ConvoAI Engine receives this request
It creates an AI agent instance with the specified UID
The agent joins your Agora channel as a remote user
Agent listens to audio from users (ASR → speech-to-text)
Agent processes with LLM (OpenAI GPT-4)
Agent responds with TTS (Azure Speech) audio
The agent’s audio publishes to the channel with the specified agent_rtc_uid

Note: The actual implementation is in useAgora.jsx lines 906-1020 with full error handling and logging.

5. Subscribe to remote audio (the AI agent's voice)

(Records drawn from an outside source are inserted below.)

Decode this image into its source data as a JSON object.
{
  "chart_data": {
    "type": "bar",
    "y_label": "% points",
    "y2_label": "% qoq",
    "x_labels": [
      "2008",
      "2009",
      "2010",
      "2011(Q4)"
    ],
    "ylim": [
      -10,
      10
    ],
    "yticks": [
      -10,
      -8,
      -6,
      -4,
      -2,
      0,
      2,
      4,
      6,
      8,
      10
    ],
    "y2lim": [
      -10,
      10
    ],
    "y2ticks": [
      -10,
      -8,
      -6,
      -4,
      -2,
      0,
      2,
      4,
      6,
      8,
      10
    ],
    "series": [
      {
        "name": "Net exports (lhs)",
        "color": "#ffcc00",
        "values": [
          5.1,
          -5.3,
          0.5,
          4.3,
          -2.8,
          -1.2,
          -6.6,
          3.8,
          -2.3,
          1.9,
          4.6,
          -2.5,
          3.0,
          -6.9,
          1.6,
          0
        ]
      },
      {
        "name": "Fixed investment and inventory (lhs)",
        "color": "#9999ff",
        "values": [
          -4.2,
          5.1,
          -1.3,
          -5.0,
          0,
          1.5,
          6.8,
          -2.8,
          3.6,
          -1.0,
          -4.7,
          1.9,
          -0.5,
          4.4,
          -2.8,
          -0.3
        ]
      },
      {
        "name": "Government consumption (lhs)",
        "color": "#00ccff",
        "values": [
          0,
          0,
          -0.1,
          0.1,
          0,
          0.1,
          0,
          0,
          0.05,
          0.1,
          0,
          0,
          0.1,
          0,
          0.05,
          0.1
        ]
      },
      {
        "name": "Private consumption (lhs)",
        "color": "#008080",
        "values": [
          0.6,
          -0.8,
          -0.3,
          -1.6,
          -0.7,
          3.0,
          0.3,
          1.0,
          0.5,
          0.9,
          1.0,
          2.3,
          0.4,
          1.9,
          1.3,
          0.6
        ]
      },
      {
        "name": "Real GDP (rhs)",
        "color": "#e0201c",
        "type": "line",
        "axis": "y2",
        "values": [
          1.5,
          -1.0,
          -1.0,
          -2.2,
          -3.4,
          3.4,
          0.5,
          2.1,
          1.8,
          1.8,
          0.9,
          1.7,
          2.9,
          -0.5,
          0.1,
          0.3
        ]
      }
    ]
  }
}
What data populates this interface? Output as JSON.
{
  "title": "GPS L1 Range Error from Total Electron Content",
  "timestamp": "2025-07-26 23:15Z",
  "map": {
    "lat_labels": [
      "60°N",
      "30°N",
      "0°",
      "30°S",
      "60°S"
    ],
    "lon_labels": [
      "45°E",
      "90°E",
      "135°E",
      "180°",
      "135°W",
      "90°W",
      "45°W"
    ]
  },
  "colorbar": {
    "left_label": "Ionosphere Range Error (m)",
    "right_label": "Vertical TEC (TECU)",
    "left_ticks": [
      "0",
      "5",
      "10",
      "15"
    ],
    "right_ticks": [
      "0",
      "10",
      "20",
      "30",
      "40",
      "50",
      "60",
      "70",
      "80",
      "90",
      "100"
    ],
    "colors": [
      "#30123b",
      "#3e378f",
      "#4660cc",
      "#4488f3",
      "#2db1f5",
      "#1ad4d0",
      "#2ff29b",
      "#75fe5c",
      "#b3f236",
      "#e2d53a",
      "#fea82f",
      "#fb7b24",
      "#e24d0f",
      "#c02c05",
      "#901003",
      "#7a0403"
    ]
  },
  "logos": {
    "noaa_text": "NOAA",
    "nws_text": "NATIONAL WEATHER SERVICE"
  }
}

The event handler subscribes to the remote user and sets up lip sync if it’s the ConvoAI agent:

agoraClient.on('user-published', async (user, mediaType) => {
  // Subscribe to the user's media
  await agoraClient.subscribe(user, mediaType);
  
  const agoraConfig = getAgoraConfig();
  
  // Check if this is the ConvoAI agent's audio
  if (mediaType === 'audio' && user.uid == agoraConfig.convoAIUid) {
    const audioTrack = user.audioTrack;
    
    if (audioTrack) {
      // Play the audio
      audioTrack.play();
      
      // Set up WebAudio API for real-time lip sync analysis
      const mediaStreamTrack = audioTrack.getMediaStreamTrack();
      
      // Create AudioContext
      const audioContext = new (window.AudioContext || window.webkitAudioContext)();
      
      // Resume if suspended (common on mobile/browser restrictions)
      if (audioContext.state === 'suspended') {
        await audioContext.resume();
      }
      
      // Create MediaStream source and analyser
      const mediaStreamSource = audioContext.createMediaStreamSource(
        new MediaStream([mediaStreamTrack])
      );
      const analyser = audioContext.createAnalyser();
      
      // Connect and configure
      mediaStreamSource.connect(analyser);
      analyser.fftSize = 256;
      audioAnalyserRef.current = analyser;
      
      // Start the analysis loop (shown in next section)
      analyzeAudio();
    }
  }
  
  setRemoteUsers(users => [...users, user]);
});

At this point, you have the core Agora RTC connection established. The complete implementation in useAgora.jsx also handles disconnections, cleanup, and error cases. Next, we'll analyze the audio stream to drive lip sync.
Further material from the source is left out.